The assumption $|\partial f/\partial x (x,t)| \leq g(x)$ only makes sense in this setting, otherwise we could only require $x_0$ instead of $x$ and the proof also needs this assumption (see below).
Now, let $h_n \to 0$ with $h_n \neq 0$ for all $n$ and w.l.o.g. with $x_0 + h_n \in I$ for all $n$. Let
$$
F(x) := \int_A f(x,t) \, dt \text{ for } x \in I,\\
G(x) := \int_A \frac{\partial f}{\partial x}(x,t) \, dt \text{ for } x \in I.
$$
Here, the integral defining $F$ is interpreted as an improper Riemann integral (it is possible that this integral does not exist as a Lebesgue integral), but the integral defining $G$ is interpreted as a Lebesgue integral. If $t \mapsto \frac{\partial f}{\partial x}$ is Riemann integrable over every compact subinterval of $A$ (for example, if it is continuous in $t$), then it can also be interpreted as an improper Riemann integral, at least if we assume that the dominating function $g$ is (improper) Riemann integrable.

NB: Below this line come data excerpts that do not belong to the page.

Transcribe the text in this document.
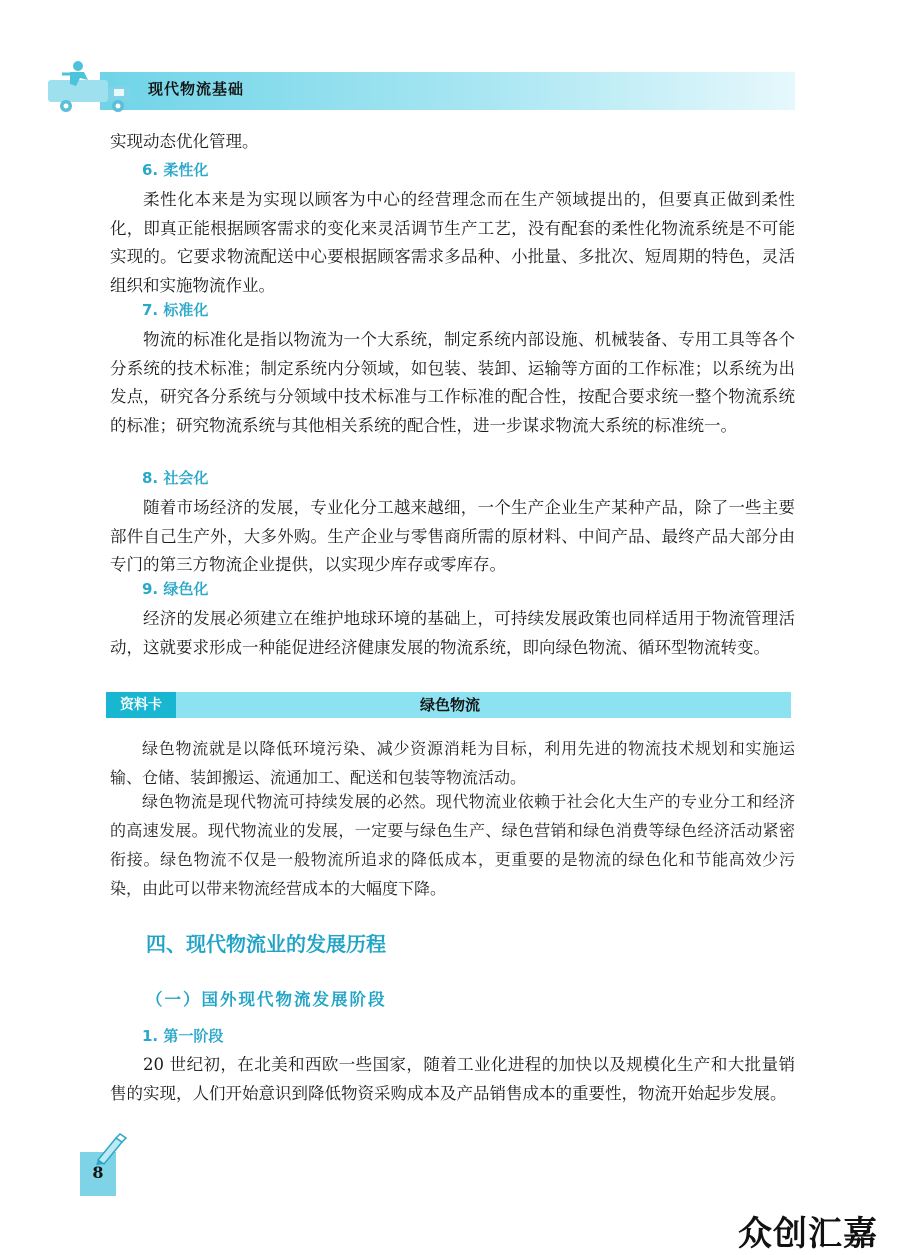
现代物流基础
实现动态优化管理。
6. 柔性化
柔性化本来是为实现以顾客为中心的经营理念而在生产领域提出的，但要真正做到柔性化，即真正能根据顾客需求的变化来灵活调节生产工艺，没有配套的柔性化物流系统是不可能实现的。它要求物流配送中心要根据顾客需求多品种、小批量、多批次、短周期的特色，灵活组织和实施物流作业。
7. 标准化
物流的标准化是指以物流为一个大系统，制定系统内部设施、机械装备、专用工具等各个分系统的技术标准；制定系统内分领域，如包装、装卸、运输等方面的工作标准；以系统为出发点，研究各分系统与分领域中技术标准与工作标准的配合性，按配合要求统一整个物流系统的标准；研究物流系统与其他相关系统的配合性，进一步谋求物流大系统的标准统一。
8. 社会化
随着市场经济的发展，专业化分工越来越细，一个生产企业生产某种产品，除了一些主要部件自己生产外，大多外购。生产企业与零售商所需的原材料、中间产品、最终产品大部分由专门的第三方物流企业提供，以实现少库存或零库存。
9. 绿色化
经济的发展必须建立在维护地球环境的基础上，可持续发展政策也同样适用于物流管理活动，这就要求形成一种能促进经济健康发展的物流系统，即向绿色物流、循环型物流转变。
资料卡	绿色物流
绿色物流就是以降低环境污染、减少资源消耗为目标，利用先进的物流技术规划和实施运输、仓储、装卸搬运、流通加工、配送和包装等物流活动。
绿色物流是现代物流可持续发展的必然。现代物流业依赖于社会化大生产的专业分工和经济的高速发展。现代物流业的发展，一定要与绿色生产、绿色营销和绿色消费等绿色经济活动紧密衔接。绿色物流不仅是一般物流所追求的降低成本，更重要的是物流的绿色化和节能高效少污染，由此可以带来物流经营成本的大幅度下降。
四、现代物流业的发展历程
（一）国外现代物流发展阶段
1. 第一阶段
20 世纪初，在北美和西欧一些国家，随着工业化进程的加快以及规模化生产和大批量销售的实现，人们开始意识到降低物资采购成本及产品销售成本的重要性，物流开始起步发展。
8
众创汇嘉
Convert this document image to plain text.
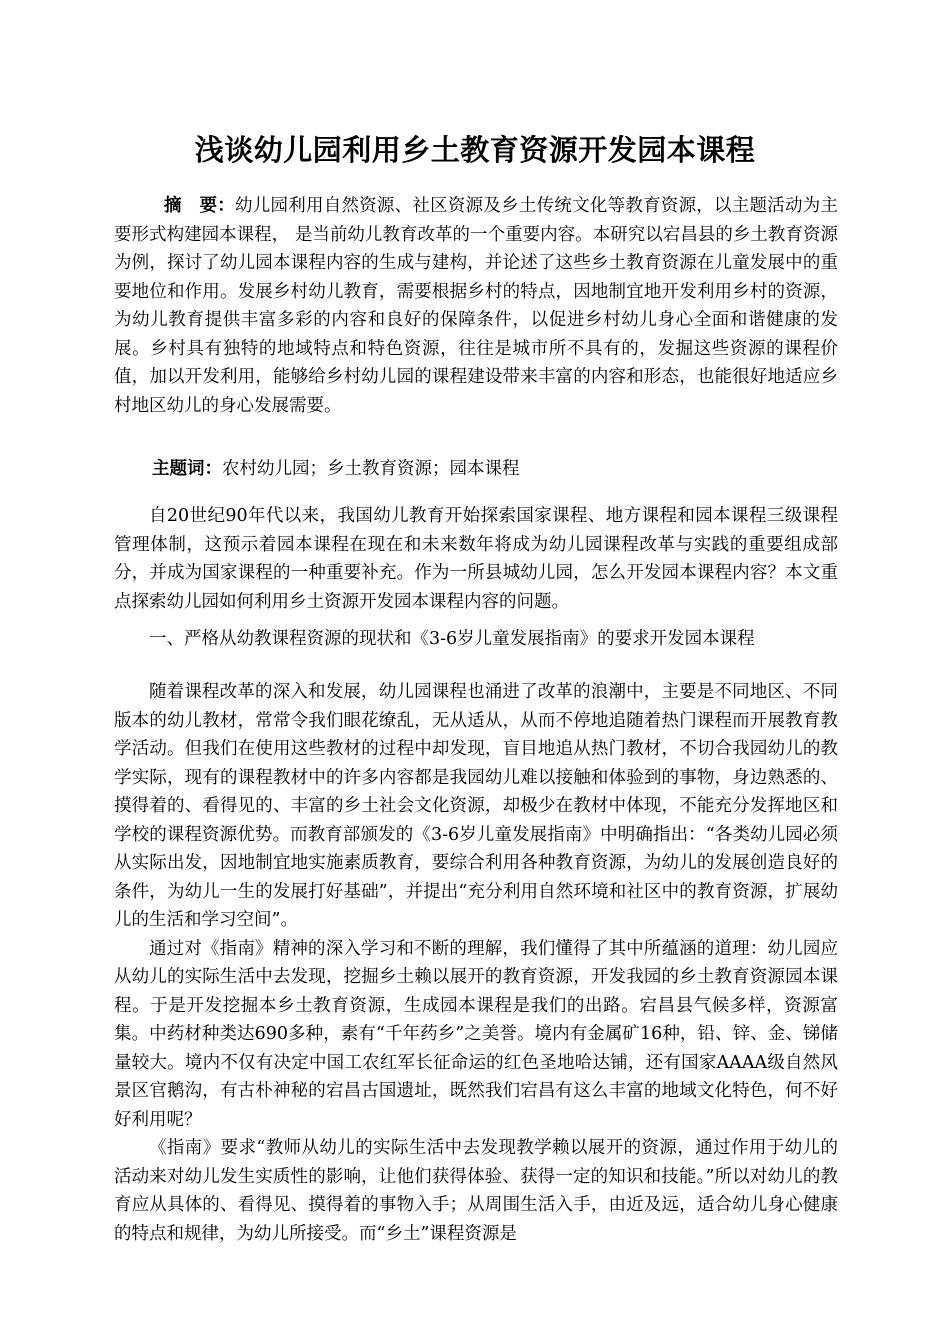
浅谈幼儿园利用乡土教育资源开发园本课程
摘　要：幼儿园利用自然资源、社区资源及乡土传统文化等教育资源，以主题活动为主要形式构建园本课程， 是当前幼儿教育改革的一个重要内容。本研究以宕昌县的乡土教育资源为例，探讨了幼儿园本课程内容的生成与建构，并论述了这些乡土教育资源在儿童发展中的重要地位和作用。发展乡村幼儿教育，需要根据乡村的特点，因地制宜地开发利用乡村的资源，为幼儿教育提供丰富多彩的内容和良好的保障条件，以促进乡村幼儿身心全面和谐健康的发展。乡村具有独特的地域特点和特色资源，往往是城市所不具有的，发掘这些资源的课程价值，加以开发利用，能够给乡村幼儿园的课程建设带来丰富的内容和形态，也能很好地适应乡村地区幼儿的身心发展需要。
主题词：农村幼儿园；乡土教育资源；园本课程
自20世纪90年代以来，我国幼儿教育开始探索国家课程、地方课程和园本课程三级课程管理体制，这预示着园本课程在现在和未来数年将成为幼儿园课程改革与实践的重要组成部分，并成为国家课程的一种重要补充。作为一所县城幼儿园，怎么开发园本课程内容？本文重点探索幼儿园如何利用乡土资源开发园本课程内容的问题。
一、严格从幼教课程资源的现状和《3-6岁儿童发展指南》的要求开发园本课程

随着课程改革的深入和发展，幼儿园课程也涌进了改革的浪潮中，主要是不同地区、不同版本的幼儿教材，常常令我们眼花缭乱，无从适从，从而不停地追随着热门课程而开展教育教学活动。但我们在使用这些教材的过程中却发现，盲目地追从热门教材，不切合我园幼儿的教学实际，现有的课程教材中的许多内容都是我园幼儿难以接触和体验到的事物，身边熟悉的、摸得着的、看得见的、丰富的乡土社会文化资源，却极少在教材中体现，不能充分发挥地区和学校的课程资源优势。而教育部颁发的《3-6岁儿童发展指南》中明确指出：“各类幼儿园必须从实际出发，因地制宜地实施素质教育，要综合利用各种教育资源，为幼儿的发展创造良好的条件，为幼儿一生的发展打好基础”，并提出“充分利用自然环境和社区中的教育资源，扩展幼儿的生活和学习空间”。

通过对《指南》精神的深入学习和不断的理解，我们懂得了其中所蕴涵的道理：幼儿园应从幼儿的实际生活中去发现，挖掘乡土赖以展开的教育资源，开发我园的乡土教育资源园本课程。于是开发挖掘本乡土教育资源，生成园本课程是我们的出路。宕昌县气候多样，资源富集。中药材种类达690多种，素有“千年药乡”之美誉。境内有金属矿16种，铅、锌、金、锑储量较大。境内不仅有决定中国工农红军长征命运的红色圣地哈达铺，还有国家AAAA级自然风景区官鹅沟，有古朴神秘的宕昌古国遗址，既然我们宕昌有这么丰富的地域文化特色，何不好好利用呢？

《指南》要求“教师从幼儿的实际生活中去发现教学赖以展开的资源，通过作用于幼儿的活动来对幼儿发生实质性的影响，让他们获得体验、获得一定的知识和技能。”所以对幼儿的教育应从具体的、看得见、摸得着的事物入手；从周围生活入手，由近及远，适合幼儿身心健康的特点和规律，为幼儿所接受。而“乡土”课程资源是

Observe that the assumptions guarantee that $F,G$ are well-defined. Measurability of $t \mapsto \frac{\partial f}{\partial x}(x,t)$ for each $x \in I$ is implied by the pointwise convergence $$\frac{\partial f}{\partial x}(x,t) = \lim_n \frac{f(x+h_n, t) - f(x,t)}{h_n},
$$
which will also be employed below.
We now have
\begin{eqnarray*}
\left|\frac{F\left(x_{0}+h_{n}\right)-F\left(x_{0}\right)}{h_{n}}-G\left(x_{0}\right)\right| & = & \left|\int_{A}\frac{f\left(x_{0}+h_{n},t\right)-f\left(x_{0},t\right)}{h_{n}}-\frac{\partial f}{\partial x}\left(x_{0},t\right)\,{\rm d}t\right|\\
& \leq & \int_{A}\left|\frac{f\left(x_{0}+h_{n},t\right)-f\left(x_{0},t\right)}{h_{n}}-\frac{\partial f}{\partial x}\left(x_{0},t\right)\right|\,{\rm d}t.
\end{eqnarray*}
Note that the integrands are measurable and that for (almost) all $t \in A$, the mean value theorem yields some $\xi_{n,t} \in I$ (even between $x_0$ and $x_0 +h_n$) such that
$$
\left|\frac{f\left(x_{0}+h_{n},t\right)-f\left(x_{0},t\right)}{h_{n}}\right|=\left|\frac{\partial f}{\partial x}\left(\xi_{n,t},t\right)\right|\leq g\left(t\right).
$$
This shows that the integrands in the integrals are Lebesgue-integrable and dominated by an integrable function. As the integrand in the last integral converges pointwise to $0$ for $n \to \infty$, the dominated convergence theorem yields
$$
\left|\frac{F\left(x_{0}+h_{n}\right)-F\left(x_{0}\right)}{h_{n}}-G\left(x_{0}\right)\right| \to 0,
$$
so that $F$ is differentiable (in $x_0$) with the expected derivative.
You may interchange integration and differentiation precisely when Leibniz says you may. In your notation, for Riemann integrals: when $f$ and $\frac{\partial f(x,t)}{\partial x}$ are continuous in $x$ and $t$ (both) in an open neighborhood of $\{x\} \times [a,b]$.
There is a similar statement for Lebesgue integrals.
Best Answer
Let's simplify. Assume $0<p<1/2.$ Is it true that
$$ \frac{\partial}{\partial x} \int_{0}^{\infty} e^{-x^2/t}t^{p-1/2} \, dt = \int_{0}^{\infty}\frac{\partial}{\partial x} e^{-x^2/t}t^{p-1/2} \, dt$$
for $x>0?$ The integral on the right is
$$= \int_{0}^{\infty}(-2x/t)e^{-x^2/t}t^{p-1/2}\,dt = \int_{0}^{\infty}(-2x)e^{-x^2/t}t^{p-3/2}\,dt.$$
Now suppose $x\in (a,b),$ where $0<a<b.$ Then the absolute value of the integrand on the right is bounded above by $2be^{-a^2/t}t^{p-3/2}$ for all such $x.$ That's a function in $L^1$ that dominates the integrands for all $x\in (a,b).$ You can now use DCT to get the desired result for all $x\in (a,b).$ Since every $x>0$ is in some like $(a,b),$ we have the result we wanted.